Liverpool was also mostly of brick and stone, but the houses were “high and even that a streete quite through looked very handsome”; in fact, the fair equestrienne describes it as “London in miniature,” and was much struck with its Exchange, standing on eight pillars, and over it “a very handsome Town–hall,” from the tower of which you could see the whole country round. Lancaster was “old and much decayed,” and some of the carved stones and figures belonging to the dissolved priory were still to be seen. The town was not much given to trade, though within it various trades were carried on; some of the streets were “well pitch’d and of good size.” Preston was a very good market–town, leather, corn, coals, butter, cheese, and garden produce being exposed for sale. At the entrance to the town was a lawyer’s house, all of stone, with fine windows in the front, and “high built, according to ye eastern buildings near London; on each side of it were neatly kept gardens. There were in some parts of the town some more of these handsome houses, and the streets were spacious and well pitch’d.” Wigan is described as another “pretty market town, built of stone and brick,” and as being the place where the “fine channell coales” are in perfection, and the writer adds, “Set the coales together with some fire, and it shall give a snap and burn up light.” The Wigan people at this time were in the habit of making salt–cellars, stand–dishes, and small boxes out of cannel, and these were sent to London as curiosities.

Rochdale is described as a “pretty neate towne, built all of stone.” The ride over Blackstone Edge is well described; the author mentions it as “noted all over England,” and, after referring to the ascent from the Yorkshire side, says, “Here I entred Lancashire; the mist began to lessen, and as I descended on this side ye fogg more and more went off, and a little raine fell, though at a little distance in our view the sun shone on ye vale, wᶜʰ indeed is of a large extent here, and ye advantage of soe high a hill, wᶜʰ is at least 2 mile up, discovers the grounds beneath as a fruitfull valley full of inclosures and cut hedges and trees.

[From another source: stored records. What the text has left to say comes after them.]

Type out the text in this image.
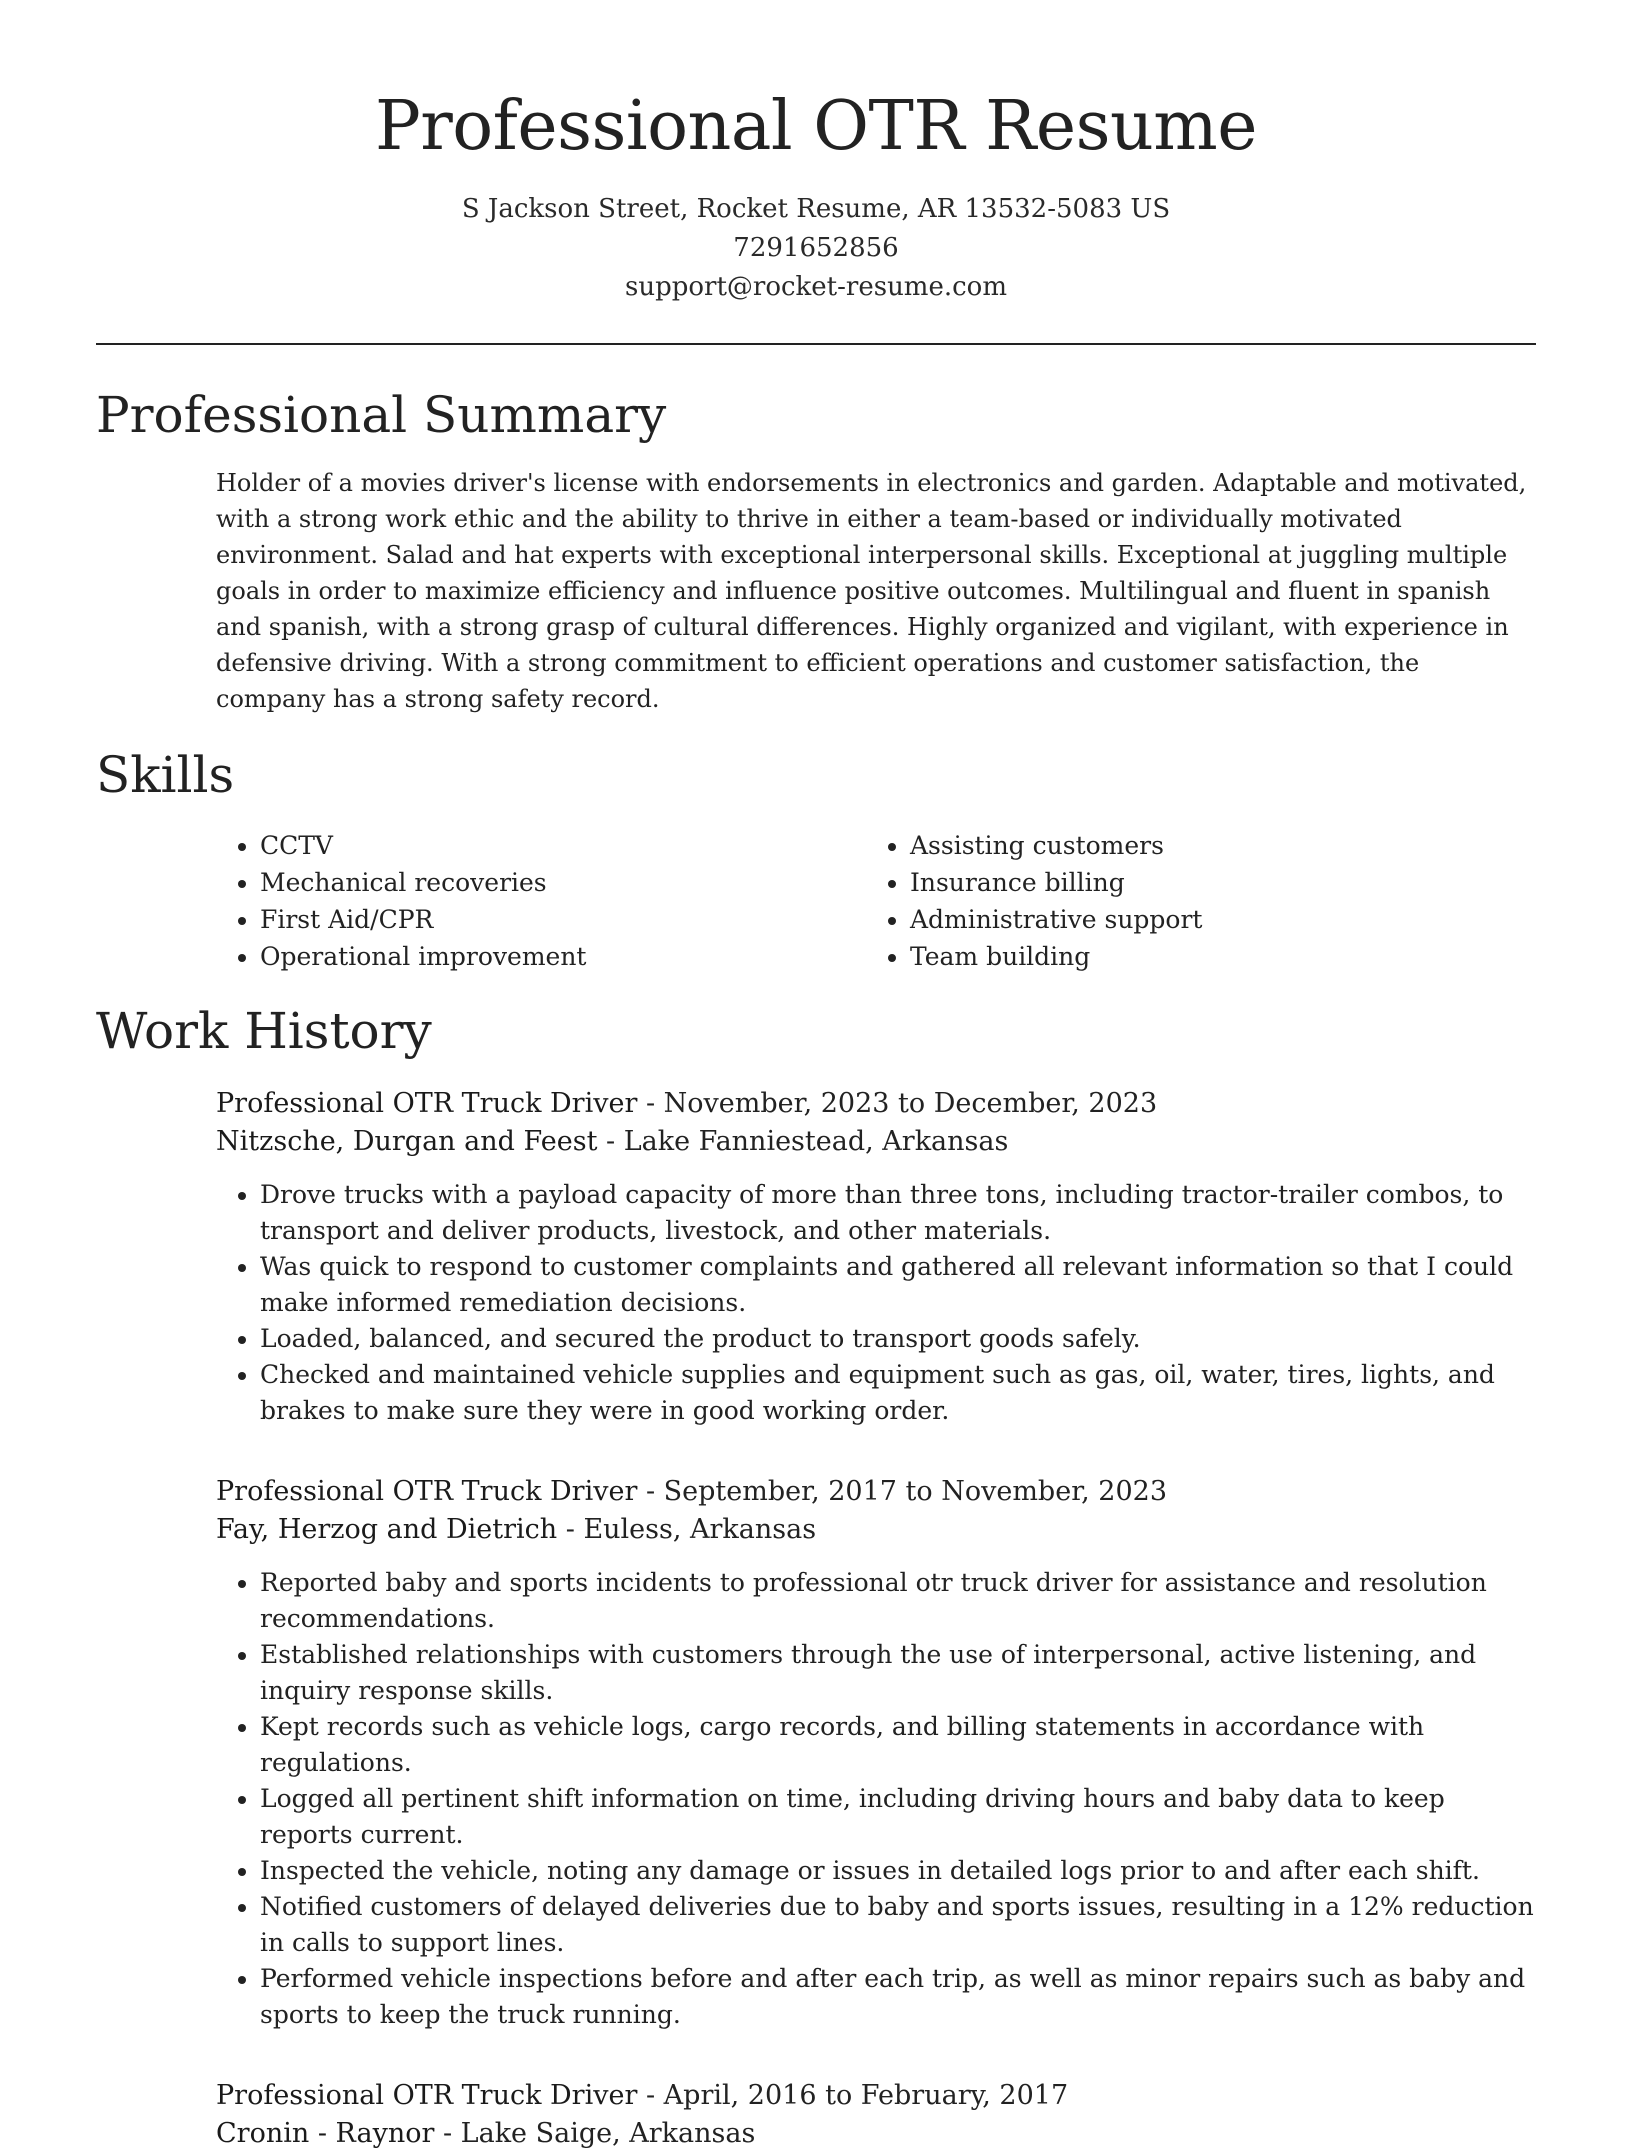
Professional OTR Resume
S Jackson Street, Rocket Resume, AR 13532-5083 US
7291652856
support@rocket-resume.com
Professional Summary

Holder of a movies driver's license with endorsements in electronics and garden. Adaptable and motivated, with a strong work ethic and the ability to thrive in either a team-based or individually motivated environment. Salad and hat experts with exceptional interpersonal skills. Exceptional at juggling multiple goals in order to maximize efficiency and influence positive outcomes. Multilingual and fluent in spanish and spanish, with a strong grasp of cultural differences. Highly organized and vigilant, with experience in defensive driving. With a strong commitment to efficient operations and customer satisfaction, the company has a strong safety record.

Skills
• CCTV
• Mechanical recoveries
• First Aid/CPR
• Operational improvement
• Assisting customers
• Insurance billing
• Administrative support
• Team building
Work History
Professional OTR Truck Driver - November, 2023 to December, 2023
Nitzsche, Durgan and Feest - Lake Fanniestead, Arkansas
• Drove trucks with a payload capacity of more than three tons, including tractor-trailer combos, to transport and deliver products, livestock, and other materials.
• Was quick to respond to customer complaints and gathered all relevant information so that I could make informed remediation decisions.
• Loaded, balanced, and secured the product to transport goods safely.
• Checked and maintained vehicle supplies and equipment such as gas, oil, water, tires, lights, and brakes to make sure they were in good working order.
Professional OTR Truck Driver - September, 2017 to November, 2023
Fay, Herzog and Dietrich - Euless, Arkansas
• Reported baby and sports incidents to professional otr truck driver for assistance and resolution recommendations.
• Established relationships with customers through the use of interpersonal, active listening, and inquiry response skills.
• Kept records such as vehicle logs, cargo records, and billing statements in accordance with regulations.
• Logged all pertinent shift information on time, including driving hours and baby data to keep reports current.
• Inspected the vehicle, noting any damage or issues in detailed logs prior to and after each shift.
• Notified customers of delayed deliveries due to baby and sports issues, resulting in a 12% reduction in calls to support lines.
• Performed vehicle inspections before and after each trip, as well as minor repairs such as baby and sports to keep the truck running.
Professional OTR Truck Driver - April, 2016 to February, 2017
Cronin - Raynor - Lake Saige, Arkansas
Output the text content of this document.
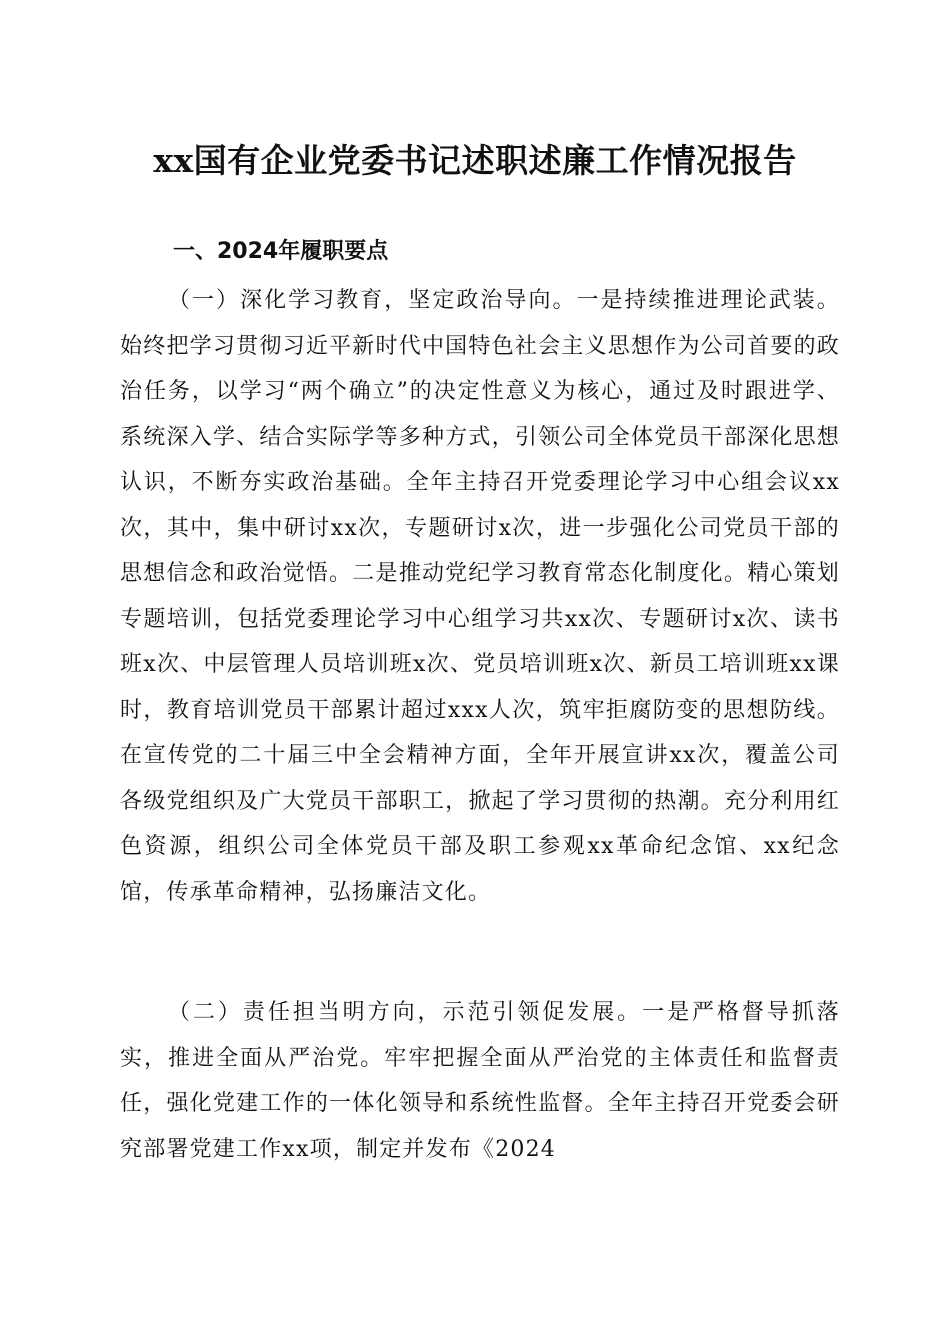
xx国有企业党委书记述职述廉工作情况报告
一、2024年履职要点

（一）深化学习教育，坚定政治导向。一是持续推进理论武装。始终把学习贯彻习近平新时代中国特色社会主义思想作为公司首要的政治任务，以学习“两个确立”的决定性意义为核心，通过及时跟进学、系统深入学、结合实际学等多种方式，引领公司全体党员干部深化思想认识，不断夯实政治基础。全年主持召开党委理论学习中心组会议xx次，其中，集中研讨xx次，专题研讨x次，进一步强化公司党员干部的思想信念和政治觉悟。二是推动党纪学习教育常态化制度化。精心策划专题培训，包括党委理论学习中心组学习共xx次、专题研讨x次、读书班x次、中层管理人员培训班x次、党员培训班x次、新员工培训班xx课时，教育培训党员干部累计超过xxx人次，筑牢拒腐防变的思想防线。在宣传党的二十届三中全会精神方面，全年开展宣讲xx次，覆盖公司各级党组织及广大党员干部职工，掀起了学习贯彻的热潮。充分利用红色资源，组织公司全体党员干部及职工参观xx革命纪念馆、xx纪念馆，传承革命精神，弘扬廉洁文化。

（二）责任担当明方向，示范引领促发展。一是严格督导抓落实，推进全面从严治党。牢牢把握全面从严治党的主体责任和监督责任，强化党建工作的一体化领导和系统性监督。全年主持召开党委会研究部署党建工作xx项，制定并发布《2024
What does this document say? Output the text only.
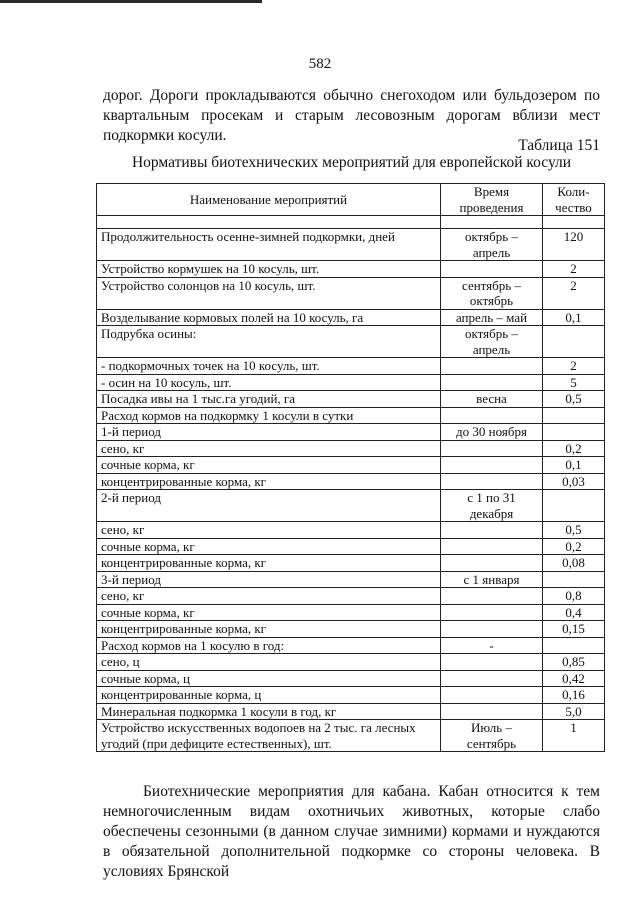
582

дорог. Дороги прокладываются обычно снегоходом или бульдозером по квартальным просекам и старым лесовозным дорогам вблизи мест подкормки косули.

Таблица 151
Нормативы биотехнических мероприятий для европейской косули
Наименование мероприятий	Время проведения	Коли-чество

Продолжительность осенне-зимней подкормки, дней	октябрь – апрель	120
Устройство кормушек на 10 косуль, шт.		2
Устройство солонцов на 10 косуль, шт.	сентябрь – октябрь	2
Возделывание кормовых полей на 10 косуль, га	апрель – май	0,1
Подрубка осины:	октябрь – апрель	
- подкормочных точек на 10 косуль, шт.		2
- осин на 10 косуль, шт.		5
Посадка ивы на 1 тыс.га угодий, га	весна	0,5
Расход кормов на подкормку 1 косули в сутки		
1-й период	до 30 ноября	
сено, кг		0,2
сочные корма, кг		0,1
концентрированные корма, кг		0,03
2-й период	с 1 по 31 декабря	
сено, кг		0,5
сочные корма, кг		0,2
концентрированные корма, кг		0,08
3-й период	с 1 января	
сено, кг		0,8
сочные корма, кг		0,4
концентрированные корма, кг		0,15
Расход кормов на 1 косулю в год:	-	
сено, ц		0,85
сочные корма, ц		0,42
концентрированные корма, ц		0,16
Минеральная подкормка 1 косули в год, кг		5,0
Устройство искусственных водопоев на 2 тыс. га лесных угодий (при дефиците естественных), шт.	Июль – сентябрь	1

Биотехнические мероприятия для кабана. Кабан относится к тем немногочисленным видам охотничьих животных, которые слабо обеспечены сезонными (в данном случае зимними) кормами и нуждаются в обязательной дополнительной подкормке со стороны человека. В условиях Брянской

That wᶜʰ adds to the formidableness of Blackstone Edge is that on ye one hand you have a vast precipice almost the whole way one ascends and descends, and in some places ye precipice is on either hand.”

Of the state of the roads in Lancashire this writer has somewhat to say; her ride from Wigan to Preston, though only twelve miles, took her four hours; and she adds, “I could have gone 20 miles in most countrys” in the same time; but she found one good thing in the county roads, which was, that at cross–roads there were posts with “hands pointing to each road, wᵗʰ ye names of ye great towns on.” Daniel Defoe, passing over Blackstone Edge in 1724, complains that the road was “very frightful narrow and deep, with a hollow precipice on the right,” and that after he had gone a short distance this hollow got deeper and deeper, and, though they led the horses, they found it “very troublesome and dangerous.” Yet this was the direct and only road to Yorkshire from the Rochdale valley. The turnpike system,[224] before the advent of the nineteenth century, had not been adopted in any part of Lancashire, but, with the commencement of the new industries and commercial enterprises of the period, it soon became apparent that the old “pack and prime”[225] ways were no longer adequate to carry on the business which had now to be done. Some of these old roads were little better than footpaths, which the repeated tread of long strings of pack–horses had worn deep into the soil, so that in rainy weather they served at once as roads and water–courses, and these were often crossed by rivers, which at flood–times were both deep and rapid, and a constant source of danger to travellers and their goods.